Alas, there are also unintended consequences when there are weaknesses and fragmentations among the Lumad themselves which can result in their CADT being leased to a private corporation (in some cases, these have been mining firms). This only means that when we engaged in this kind of program, we have to make sure that the outcome truly benefits the entire community.
Education, health and livelihood are the other fields that we try to engage in considering the high illiteracy rate in the upland communities, the poor health situation and the poverty which characterize many of these upland territories.
For example, in Bukidnon we were engaged with a Manobo community who were able to set up a high school. But in expanding to senior high, they needed additional rooms. So with a local funding agency, we helped them access funds to build this school.
In terms of health, the community-based health approach is the most appropriate as it mobilizes whatever are the indigenous ways that the Lumads respond to situations of illness, even tapping the wisdom of local baylans(shamans) who have continued to practice their indigenous healing ways. With the remaining forests located near the village, it is still possible to access medicinal plants and herbs useful for the rituals that serve as occasions for healing.

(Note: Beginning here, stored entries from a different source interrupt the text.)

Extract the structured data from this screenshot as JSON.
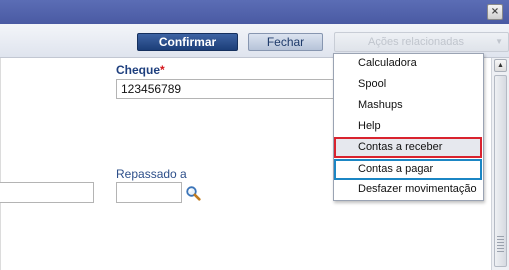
{
  "window": {
    "close_glyph": "×"
  },
  "toolbar": {
    "confirm_label": "Confirmar",
    "close_label": "Fechar",
    "related_actions_label": "Ações relacionadas",
    "related_actions_caret": "▼"
  },
  "form": {
    "cheque_label": "Cheque",
    "cheque_required_mark": "*",
    "cheque_value": "123456789",
    "repassado_label": "Repassado a",
    "repassado_value": "",
    "left_field_value": ""
  },
  "menu": {
    "items": [
      {
        "label": "Calculadora"
      },
      {
        "label": "Spool"
      },
      {
        "label": "Mashups"
      },
      {
        "label": "Help"
      },
      {
        "label": "Contas a receber",
        "highlight": "#d9232e"
      },
      {
        "label": "Contas a pagar",
        "highlight": "#1b86c4"
      },
      {
        "label": "Desfazer movimentação"
      }
    ]
  },
  "scrollbar": {
    "up_glyph": "▲"
  },
  "colors": {
    "titlebar": "#4f61ab",
    "primary_button": "#1c3e78",
    "label_blue": "#1e3f7e",
    "required": "#d4141a"
  }
}
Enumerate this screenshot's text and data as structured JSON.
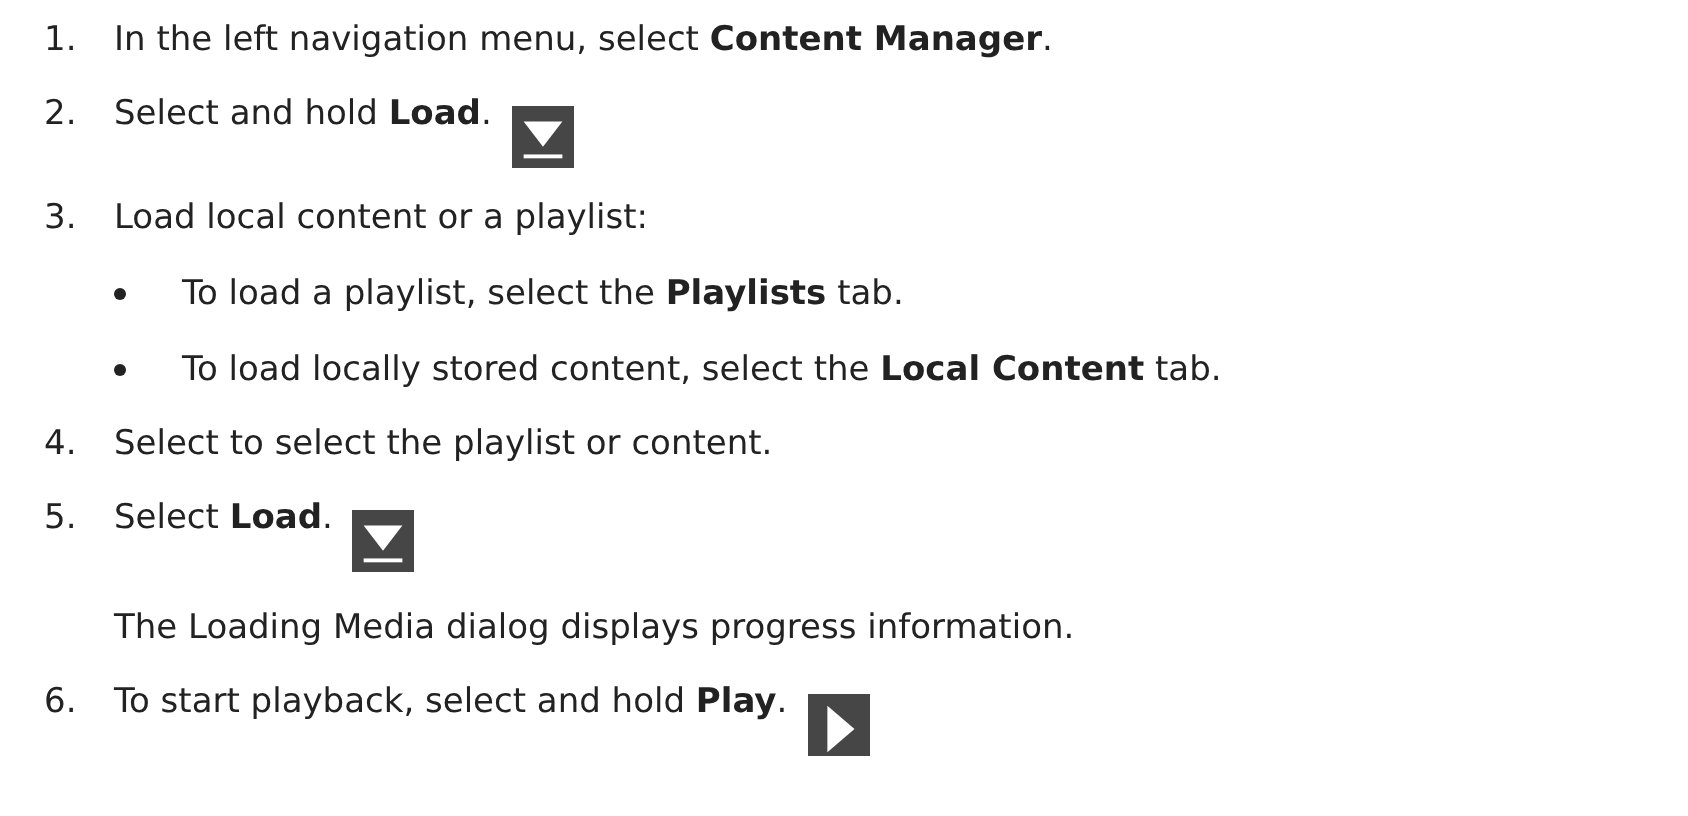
{
  "steps": [
    {
      "number": "1.",
      "text": "In the left navigation menu, select **Content Manager**.",
      "kind": "plain"
    },
    {
      "number": "2.",
      "text": "Select and hold **Load**.",
      "kind": "load"
    },
    {
      "number": "3.",
      "text": "Load local content or a playlist:",
      "kind": "plain",
      "bullets": [
        "To load a playlist, select the **Playlists** tab.",
        "To load locally stored content, select the **Local Content** tab."
      ]
    },
    {
      "number": "4.",
      "text": "Select to select the playlist or content.",
      "kind": "plain"
    },
    {
      "number": "5.",
      "text": "Select **Load**.",
      "kind": "load",
      "note": "The Loading Media dialog displays progress information."
    },
    {
      "number": "6.",
      "text": "To start playback, select and hold **Play**.",
      "kind": "play"
    }
  ]
}
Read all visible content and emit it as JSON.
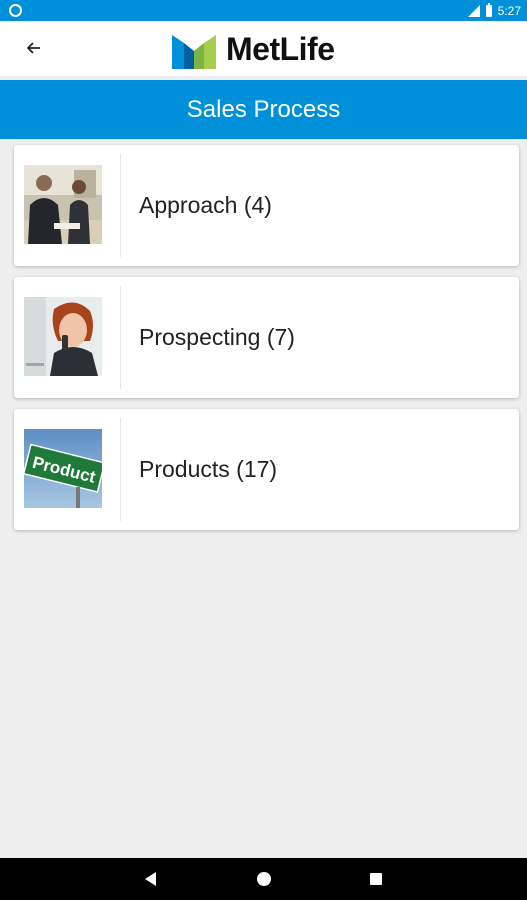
{
  "status_bar": {
    "time": "5:27",
    "left_icon": "circle-notification-icon",
    "icons": [
      "signal-icon",
      "battery-icon"
    ]
  },
  "header": {
    "back_icon": "arrow-left-icon",
    "brand_name": "MetLife",
    "brand_colors": {
      "blue": "#0090da",
      "green": "#a4ce4e",
      "dark_blue": "#0061a0"
    }
  },
  "title_bar": {
    "title": "Sales Process",
    "background": "#0090da"
  },
  "items": [
    {
      "label": "Approach (4)",
      "thumbnail": "business-meeting-photo"
    },
    {
      "label": "Prospecting (7)",
      "thumbnail": "woman-on-phone-photo"
    },
    {
      "label": "Products (17)",
      "thumbnail": "product-road-sign-photo",
      "sign_text": "Product"
    }
  ],
  "nav_bar": {
    "icons": [
      "nav-back-icon",
      "nav-home-icon",
      "nav-recents-icon"
    ]
  }
}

If they have not completely given up on their ancestors’ wisdom in cultivating the land as they embraced the ways of the lowlanders, some of these indigenous ways can still be retrieved. In fact, organic farming that is now in vogue today owes its basic principles from the indigenous wisdom. If there are changes to be introduced to improve on productivity, e.g. the use of carabaos and farm implements, these should be done in a manner as culturally sensitive as possible and always taking into consideration communal ownership rather than emphasizing private ownership.
Inculturation
In the uplands, there are Lumads who hold on to their indigenous belief system, but there are others who have embraced Protestantism and lesser numbers who are Catholics. With those who remain ensconced in their indigenous belief system, we facilitate inter-faith dialogue. With the Protestants, we are engaged in ecumenical activities. And with those who have embraced Catholicism (and are organized into BECs), we promote inculturation.
It is important for missionaries to have a solid grounding both in terms of the theology of inculturation as well as steeped in the right approaches in terms of praxis. There are a number of important considerations: the team need to first be immersed among the people to have a grasp of their indigenous belief system or whatever is left of this at present. If they have access to a good ethnographic study of the tribe, this would be most helpful as reference material. If it does not exist, they have to do a bit of ethnography. Specifically they should try to identify the symbols important to the Lumads and their meaning. There has to be adequate time to help the people understand what inculturation is all about. And every step along the way, the people themselves participate in deciding how the process is to be undertaken.
Inculturation not only deals with liturgical celebrations but also ways in deepening the peoples’ faith (through catechesis, formation, recollections/retreats) as well as in the processes of implementing concrete responses to social and ecological issues. Thus it is important for the team members to continue to have study sessions, do reflections with the people and make sure that adequate preparation is undertaken before any action takes place.
A mission among the Lumad communities can be quite difficult and challenging. But based on our own experiences, such a mission can be most fulfilling as the missionaries take comfort in the thought that we truly become instruments of plentiful Redemption.